Bir gün dersteyken sınıfa Gazi Mustafa Kemal girer. Herkes heyecandan küçük dilini yutmustur.
Mustafa Kemal in bir özelliği de budur aslında. Asla ne yapacağı kestirilemez. Gideceği yeri ve zamanı kimseye söylemez şoförüne arabayı sürmesini emreder ve haber vermeden teftişe giderdi.
Halil Inalcık da sınıftadır. Haritanın karşısına geçip ''Burası neresi.'' der gösterdiği yer Kızıldeniz dir.
O da ''Bahri Ahmer'dir.'' efendim cevabını verir. Gazi soruyu tekrarlar. Bu sefer de Şap denizi der. Mustafa Kemal gülümser. Aslında duymak istediği türkçe ismidir.
''Evladım Kızıldeniz olmasın.''
Yanına yaklaşır ve tebessüm edip diğer sınıfa geçer.
Halil Inalcık'ın ilerleyen dönemleri de böyle hızlı geçecek ve tarih alanında fırtına gibi esecektir. 1972 ye kadar Ankara da kürsü yönetir.
Amerika'nın da dikkatini çeker hoca.
Çünkü Amerika için Osmanlı çok önemlidir. Bunu asla unutmayın. Osmanlı ya dair elimizdeki birçok kaynak da Amerikan menşelidir. Hatta bir bilgi daha vereyim. Osmanlı Tarihi alanında en çok araştırma iki ülkede gerçekleşmektedir. Bunlar Amerika ve İngiltere.
Nedeni de şudur ki Osmanlı Dünya da Imperial yani İmparatorluk düzenini en iyi kuran Devlettir. Dünyayı yönetmek için önceki yönetenleri de okumak gerekir.
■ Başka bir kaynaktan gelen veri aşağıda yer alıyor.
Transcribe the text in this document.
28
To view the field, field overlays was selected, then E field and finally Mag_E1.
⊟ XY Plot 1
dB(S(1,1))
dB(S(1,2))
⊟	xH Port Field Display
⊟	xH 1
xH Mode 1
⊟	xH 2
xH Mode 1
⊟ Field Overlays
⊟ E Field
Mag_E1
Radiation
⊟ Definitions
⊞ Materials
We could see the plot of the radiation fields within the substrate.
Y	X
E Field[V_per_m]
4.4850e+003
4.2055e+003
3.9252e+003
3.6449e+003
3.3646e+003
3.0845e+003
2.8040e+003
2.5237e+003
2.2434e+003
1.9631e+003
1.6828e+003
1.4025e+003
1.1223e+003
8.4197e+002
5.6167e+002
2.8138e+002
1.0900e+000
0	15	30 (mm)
Her neyse 1973 de hocamız Chicago Üniv. Tarih Kürsüsü nün başına getirilir. Sonra ise kitapları ve makaleleri çıkmaya başlar. Onun büyüklüğünü bir de şöyle anlatayım.
Bugün Osmanlı'ya dair okuduğunuz herhangi bir araştırma metni yada makalede kaynakçaya bakın. Mutlak surette size onun kitaplarını gösterecektir.
Ben de birkaç yıl önce bir meseleyi araştırırken bir metin bulmuştum metnin altındaki kaynakçada iki bağlantı vardı.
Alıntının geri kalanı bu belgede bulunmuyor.